I’m probably just getting old but Bobby here, looks way too young to be in uniform, especially during wartime. His name is written in ink on the back of the photo and lightly in pencil, someone has added WW2. He is a sweet looking young man with those heavy lidded eyes and slightly crooked front teeth.

His expression is somewhat bemused, as though he barely knows how he ended up in uniform. He could easily be as young as 18. How do we, as a community, still allow children to make the life and death decision to go to war? Is it truly an informed decision if it is made before the consequences of which, could possibly be fully conceived? We now know that brains are not fully developed until the age of 25, yet we still send our young men and women into conflict zones at much younger ages. And then, at least as far as the UK, Australia and the US go, we don’t properly look after their needs on their return home.

Bobby has unleashed some powerful emotions for me. I do hope he returned home after his tour in one piece, both physically and emotionally.

I am tentatively dipping my toe back in the blogging pool after a long hiatus. To ease myself back in, I’ve chosen the painted backgrounds of the photos, instead of the people, as the focus.

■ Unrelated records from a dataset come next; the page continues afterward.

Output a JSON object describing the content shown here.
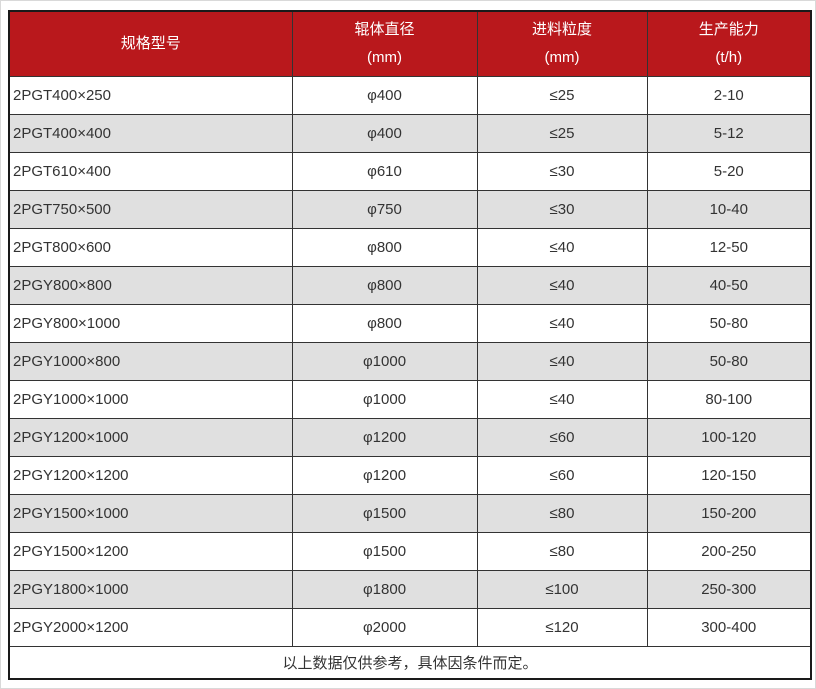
{
  "colors": {
    "header_bg": "#b9181c",
    "header_text": "#ffffff",
    "row_bg": "#ffffff",
    "row_alt_bg": "#e0e0e0",
    "border_dark": "#1a1a1a",
    "cell_border": "#333333",
    "text": "#333333"
  },
  "table": {
    "columns": [
      {
        "label": "规格型号",
        "unit": ""
      },
      {
        "label": "辊体直径",
        "unit": "(mm)"
      },
      {
        "label": "进料粒度",
        "unit": "(mm)"
      },
      {
        "label": "生产能力",
        "unit": "(t/h)"
      }
    ],
    "rows": [
      [
        "2PGT400×250",
        "φ400",
        "≤25",
        "2-10"
      ],
      [
        "2PGT400×400",
        "φ400",
        "≤25",
        "5-12"
      ],
      [
        "2PGT610×400",
        "φ610",
        "≤30",
        "5-20"
      ],
      [
        "2PGT750×500",
        "φ750",
        "≤30",
        "10-40"
      ],
      [
        "2PGT800×600",
        "φ800",
        "≤40",
        "12-50"
      ],
      [
        "2PGY800×800",
        "φ800",
        "≤40",
        "40-50"
      ],
      [
        "2PGY800×1000",
        "φ800",
        "≤40",
        "50-80"
      ],
      [
        "2PGY1000×800",
        "φ1000",
        "≤40",
        "50-80"
      ],
      [
        "2PGY1000×1000",
        "φ1000",
        "≤40",
        "80-100"
      ],
      [
        "2PGY1200×1000",
        "φ1200",
        "≤60",
        "100-120"
      ],
      [
        "2PGY1200×1200",
        "φ1200",
        "≤60",
        "120-150"
      ],
      [
        "2PGY1500×1000",
        "φ1500",
        "≤80",
        "150-200"
      ],
      [
        "2PGY1500×1200",
        "φ1500",
        "≤80",
        "200-250"
      ],
      [
        "2PGY1800×1000",
        "φ1800",
        "≤100",
        "250-300"
      ],
      [
        "2PGY2000×1200",
        "φ2000",
        "≤120",
        "300-400"
      ]
    ],
    "footnote": "以上数据仅供参考，具体因条件而定。"
  }
}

These items are all from the USA and very easily dated to WW2 thanks to the painted battleships in the backdrops. It amuses me that the composition is virtually identical in each of the three examples, yet different enough to suggest they were painted by different artists. So which one was the original design, if any of them? Does this follow the layout of a navy recruitment poster or a propaganda leaflet? Did Fred Nerk, Joe Blogs or Jane Smith come up with the design for his/her photobooth business, only to have it copied, to varying degrees of proficiency, until it spread the length of the country?

 

These two boys are a wonderful pair. What a lovely affectionate pose! They are cute as all get out, with their rakishly tilted caps and loose neck ties, not to mention the rose bud in one lapel. There heads just resting together and those smiles, make me love them both. The feminity of the features of the owner of the magnificent ‘tache made me think briefly that it was a woman in drag but I have dismissed that idea. Do you agree?

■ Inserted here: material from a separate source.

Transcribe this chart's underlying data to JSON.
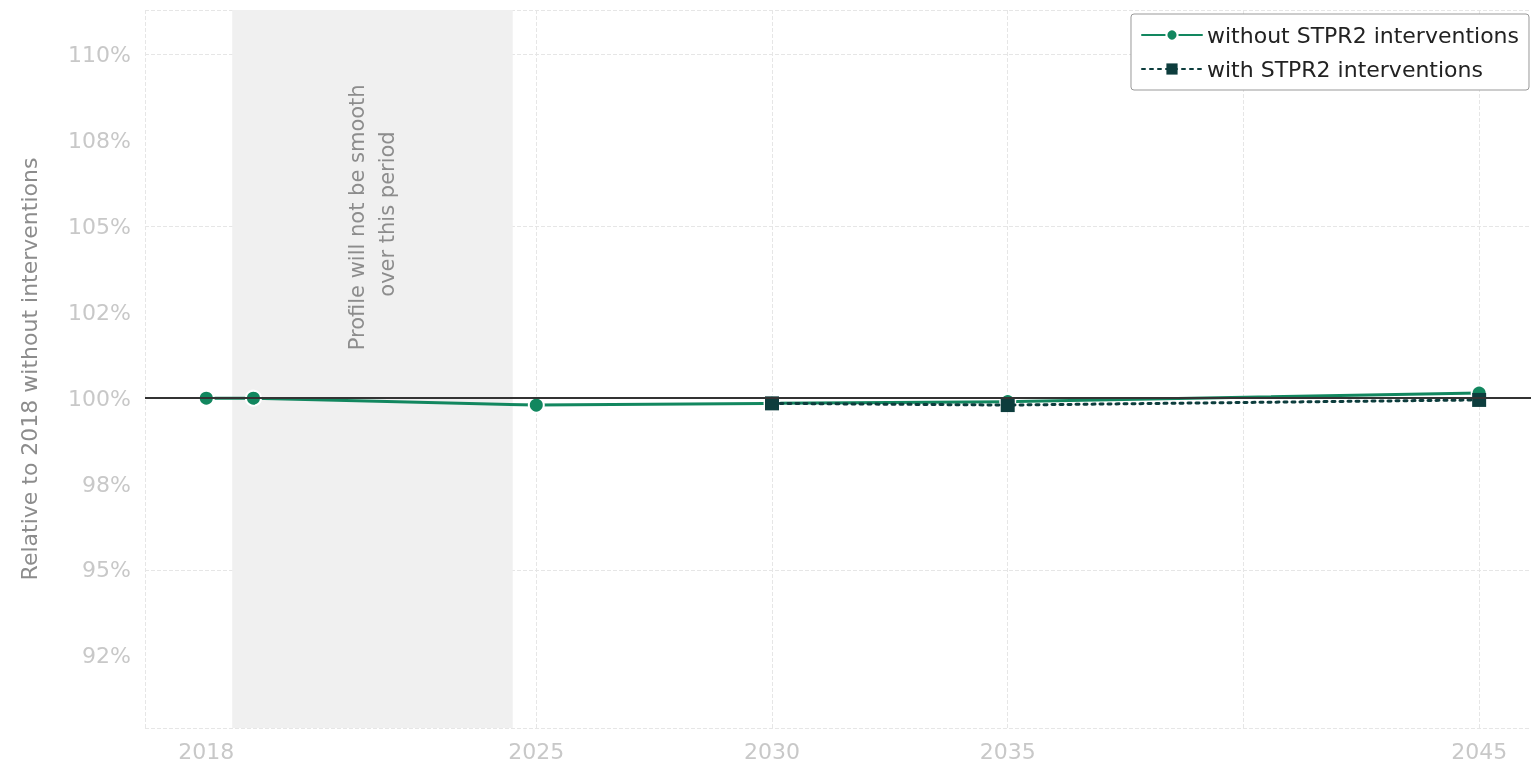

photobooth2sailorsGreatMo.

 

This photo comes from an album of photos that mostly were dated 1941. It measures  37 x 52 mm and came from the USA.

These photomatic photobooth images are from the USA. Though undated, they appear to be from the WW2 era. They were probably taken in the same machine around the same time, possibly even within the same hour, as the visual evidence in hair and clothes might tell us, but also as the cardboard backing that supports the photo is, unusually, upside down on all the images.

I suspect that the first two photos were taken while the lady stood beside her man. You can just see a part of what appears to be an arm in the second pic that has the same tone and texture of the suit she is wearing in the subsequent images. They then pull over the second, darker curtain and in jumps his lady for the next series of flashes.

When searching for photobooth gems to add to my collection I always keep an eye out for any series of pictures that shows the same person in different poses or at different stages of their lives. Even if it is imagined, there is more of a story to be seen when a face is viewed in different modes. There is a tentativeness about their togetherness that I find endearing. Maybe they had just met. Maybe they were not demonstrative types. Given the era of these photos I am musing on the fate of these anonymous faces. Military service at any time is fraught with danger and uncertainty. Did this young man survive the war? If yes, did their relationship survive it?

The red spots you can see on the last image are the remains of a red elastic band, which, luckily didn’t touch much of the surface of the photo. The back of one of the other items is covered in solidified rubbery goo. I like finding these little pieces of evidence that at one point they were carefully stored together and therefore loved by someone, before being flung out into the world and an uncertain fate.